Our Technology

DeepVax was founded in 2018 with the aim of developing a range of therapeutic cancer vaccines and treatments.

Virus Like Particles

Our platform is based on virus-like particles, we use virally shaped nanoparticles as a scaffold for the generation of tailor-made therapeutic cancer vaccines and treatments. Virus-like particles are safe and non-infecious as they lack any genetic materials.

The nanoparticle base of the vaccines tricks the immune system into believing to be under viral attack, causing a strong immune response against the displayed antigen. Virus-like particles have been successfully developed as powerful and attractive vaccines against infections, chronic diseases and cancer.

Several prophylactic VLP-based vaccines preventing human papilloma virus (HPV) are currently on the market such as Cervarix®, Gardasil® and Gardasil9®. Different toll-like receptor (TLR) ligands can be packed into VLPs during the expression process in bacterial host cells. Such ligands can dramatically enhance innate as well as adaptive immune responses and polarize them towards TH1 immunity.

Therapeutic vaccines

Monoclonal antibodies represent a novel yet costly category of disease-modifying drugs. We have innovated a technology centered around immunologically optimized virus-like particles (VLPs). This technology empowers us to elicit antibodies targeting disease-causing endogenous molecules, thereby transitioning from passive antibody vaccination to active vaccination using VLP-based immunogens. This shift offers the significant benefits of substantially reduced production costs and enhanced patient convenience. Leveraging this groundbreaking technology, we aim to dramatically broaden access to disease-modifying treatments for patients and societies with limited financial resources.

Making it personal

Therapeutic personalized cancer vaccines

Tumor mutations identified by integrating whole exome sequencing and mass spectrometry based immunopeptidomics are synthesized and chemically coupled to virus-like particles by different linking techniques. Our virus-like particles package different Toll-like receptor (TLR) ligands to enhance the immune response.

We have obtained several proof-of-concept in animal models. Our approach enables future clinical application, whereby personalized synthetic peptides are bound to nanoparticles at the bedside and used for vaccination.

Making it more universal

Making it less personal and more universal

We have developed several immune-enhancers based on formulating virus-like particles with different adjuvants. An example of our favorite adjuvant is microcrystalline tyrosine (MCT).

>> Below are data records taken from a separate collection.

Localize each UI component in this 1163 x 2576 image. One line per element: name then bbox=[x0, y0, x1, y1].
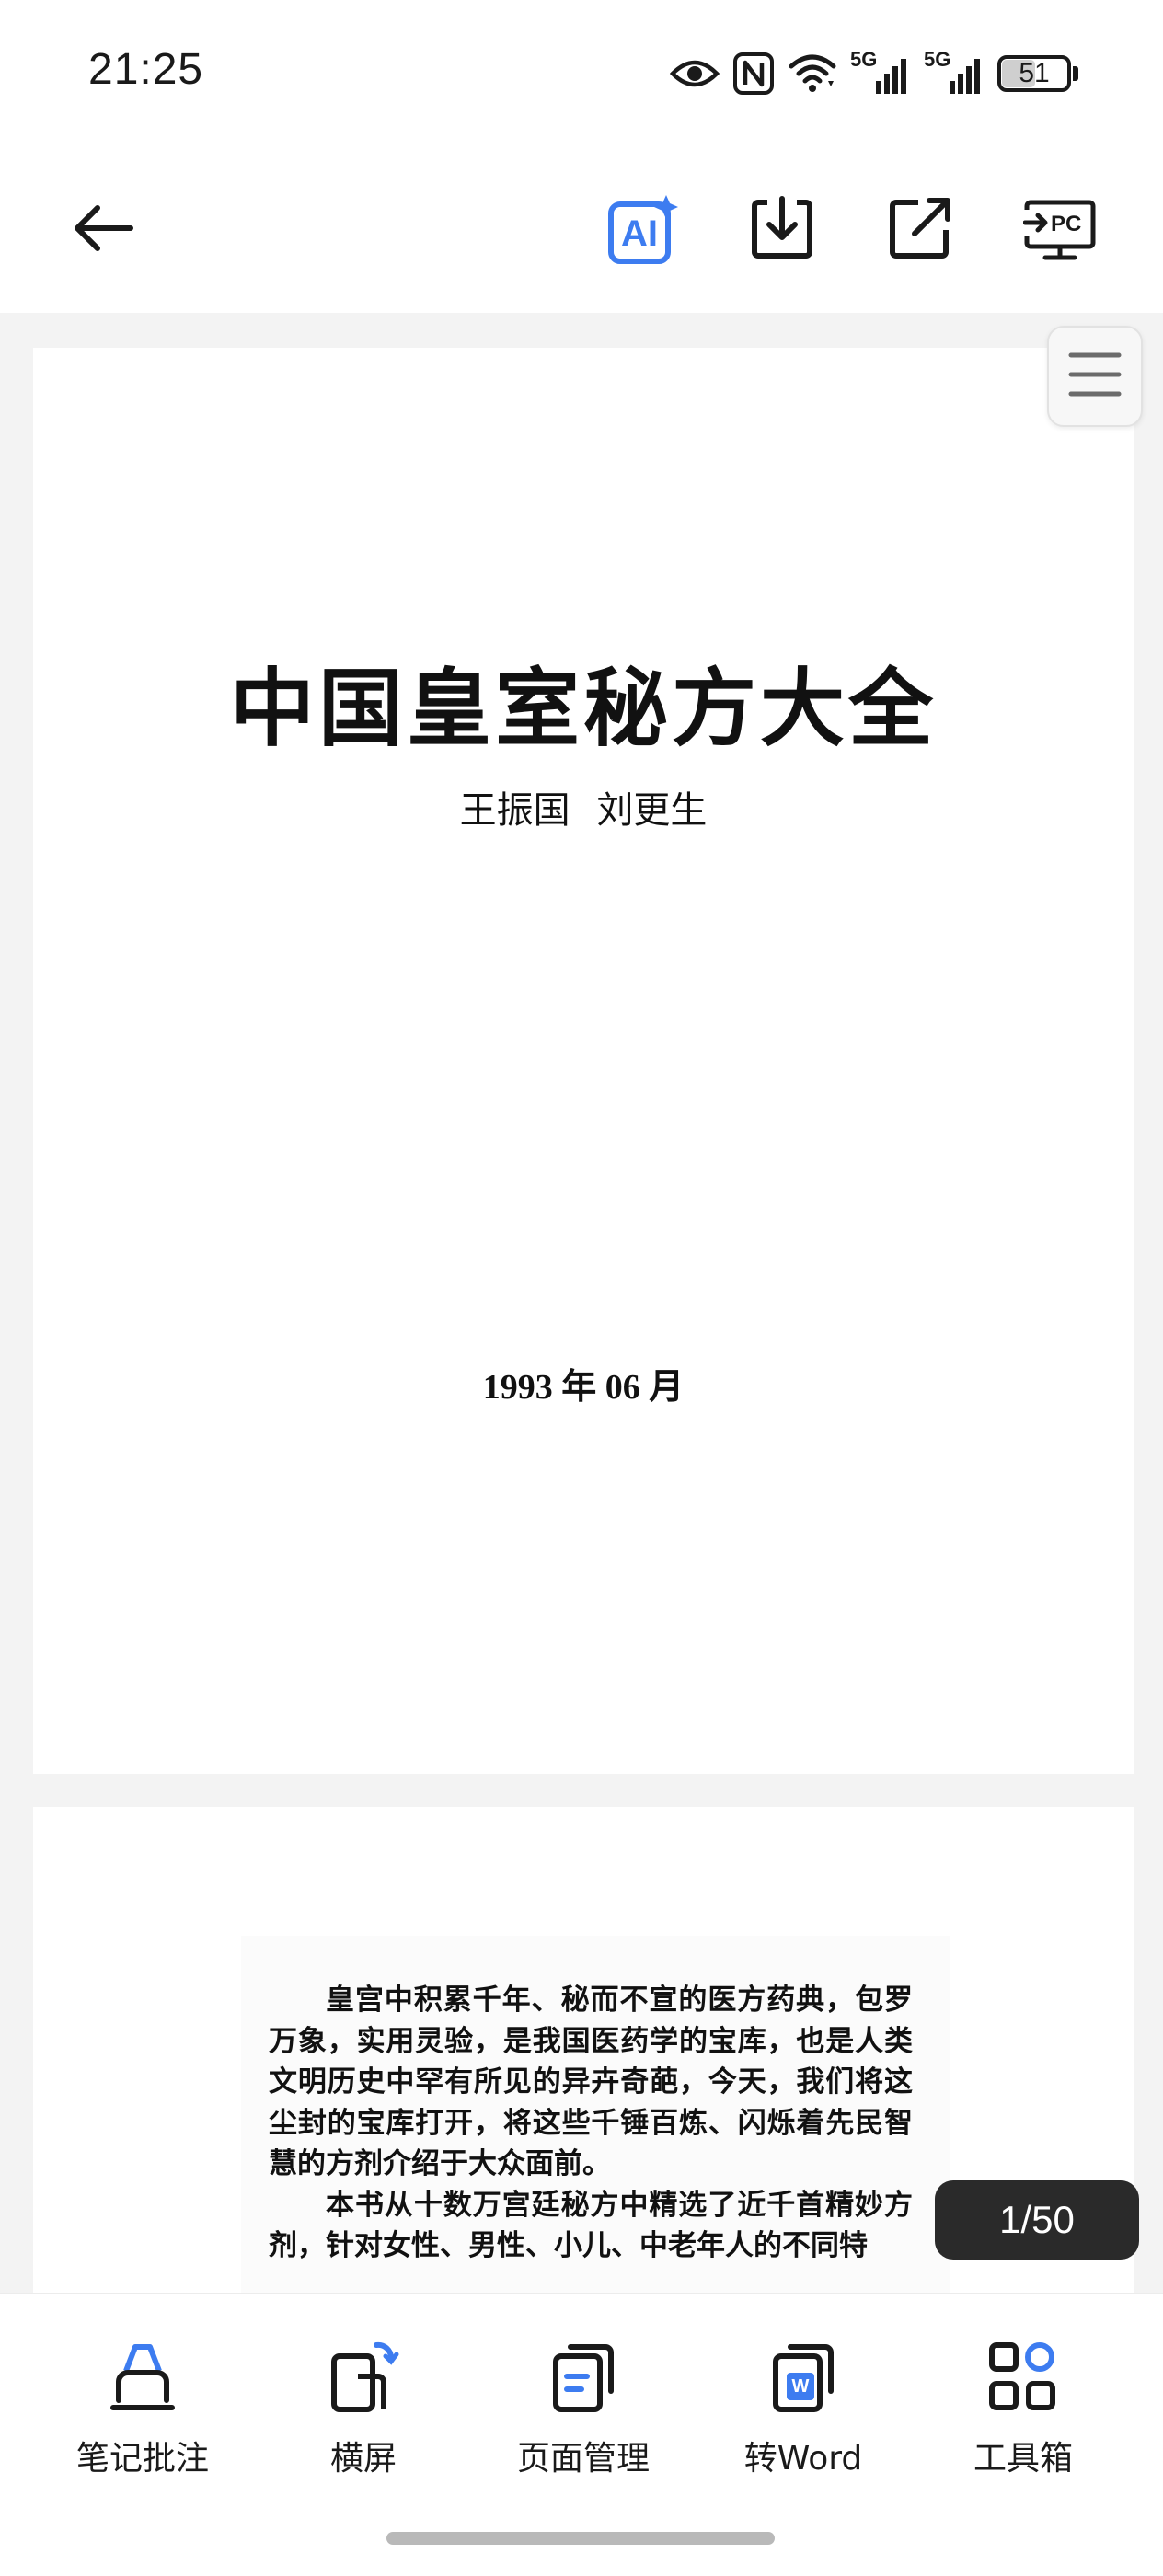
page-manage-icon bbox=[547, 2340, 620, 2413]
book-title: 中国皇室秘方大全 bbox=[229, 659, 937, 758]
page-manage-button[interactable]: 页面管理 bbox=[491, 2340, 675, 2478]
download-icon bbox=[749, 195, 815, 265]
battery-level-text: 51 bbox=[1019, 58, 1050, 88]
menu-lines-icon bbox=[1067, 350, 1123, 403]
share-button[interactable] bbox=[876, 186, 964, 274]
send-to-pc-icon: PC bbox=[1023, 193, 1097, 267]
back-button[interactable] bbox=[59, 186, 147, 274]
document-viewer[interactable]: 中国皇室秘方大全 王振国 刘更生 1993 年 06 月 皇宫中积累千年、秘而不… bbox=[0, 313, 1163, 2293]
signal-5g-icon: 5G bbox=[850, 48, 911, 96]
nfc-icon bbox=[732, 52, 775, 96]
ai-label: AI bbox=[621, 213, 658, 254]
bottom-item-label: 转Word bbox=[743, 2440, 863, 2478]
convert-to-word-button[interactable]: W 转Word bbox=[711, 2340, 895, 2478]
status-time: 21:25 bbox=[88, 45, 204, 94]
scanned-text: 皇宫中积累千年、秘而不宣的医方药典，包罗万象，实用灵验，是我国医药学的宝库，也是… bbox=[269, 1980, 913, 2267]
wifi-icon bbox=[788, 53, 837, 94]
battery-icon: 51 bbox=[997, 53, 1078, 94]
bottom-item-label: 工具箱 bbox=[973, 2440, 1073, 2478]
annotate-icon bbox=[106, 2340, 179, 2413]
status-icons: 5G 5G 51 bbox=[670, 46, 1078, 101]
eye-icon bbox=[670, 57, 720, 90]
scanned-text-block: 皇宫中积累千年、秘而不宣的医方药典，包罗万象，实用灵验，是我国医药学的宝库，也是… bbox=[241, 1936, 950, 2293]
page-indicator: 1/50 bbox=[935, 2180, 1139, 2260]
bottom-item-label: 横屏 bbox=[329, 2440, 397, 2478]
signal-5g-icon: 5G bbox=[924, 48, 985, 96]
ai-assistant-button[interactable]: AI bbox=[598, 186, 686, 274]
outline-button[interactable] bbox=[1047, 326, 1143, 427]
annotate-button[interactable]: 笔记批注 bbox=[51, 2340, 235, 2478]
back-arrow-icon bbox=[70, 201, 136, 259]
ai-icon: AI bbox=[605, 193, 679, 267]
rotate-screen-icon bbox=[327, 2340, 400, 2413]
download-button[interactable] bbox=[738, 186, 826, 274]
paragraph: 本书从十数万宫廷秘方中精选了近千首精妙方剂，针对女性、男性、小儿、中老年人的不同… bbox=[269, 2188, 913, 2263]
status-bar: 21:25 5G 5G 51 bbox=[0, 0, 1163, 147]
bottom-item-label: 页面管理 bbox=[516, 2440, 650, 2478]
home-indicator[interactable] bbox=[386, 2532, 775, 2545]
top-toolbar: AI PC bbox=[0, 147, 1163, 313]
share-icon bbox=[887, 195, 953, 265]
word-badge: W bbox=[791, 2376, 810, 2397]
to-word-icon: W bbox=[766, 2340, 840, 2413]
publication-date: 1993 年 06 月 bbox=[482, 1368, 685, 1407]
send-to-pc-button[interactable]: PC bbox=[1016, 186, 1104, 274]
document-page-1[interactable]: 中国皇室秘方大全 王振国 刘更生 1993 年 06 月 bbox=[33, 348, 1134, 1774]
toolbox-icon bbox=[986, 2340, 1060, 2413]
book-authors: 王振国 刘更生 bbox=[459, 789, 708, 832]
landscape-button[interactable]: 横屏 bbox=[271, 2340, 455, 2478]
paragraph: 皇宫中积累千年、秘而不宣的医方药典，包罗万象，实用灵验，是我国医药学的宝库，也是… bbox=[269, 1984, 913, 2180]
bottom-item-label: 笔记批注 bbox=[75, 2440, 209, 2478]
toolbox-button[interactable]: 工具箱 bbox=[931, 2340, 1115, 2478]
pc-label: PC bbox=[1051, 212, 1082, 236]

Microcrystalline tyrosine (MCT) is a biodegradable depot adjuvant developed primarily for use in subcutaneous (SC) allergy immunotherapy, in combination with native allergens or modified allergens (allergoids).  MCT forms crystals of natural L-Tyrosine and due to their micron-size they cannot readily enter the lymphatics and remain at the injection site, forming a depot and local inflammation.

VLPs decorating MCT adjuvant

Microcrystalline tyrosine (MCT) is a classical adjuvant that has been used in humans for decades in allergy immunotherapy. Different combinations of allergoids with MCT have been on the market for up to 40 years and are safe in millions of people. Furthermore, several products are currently tested in clinical trials.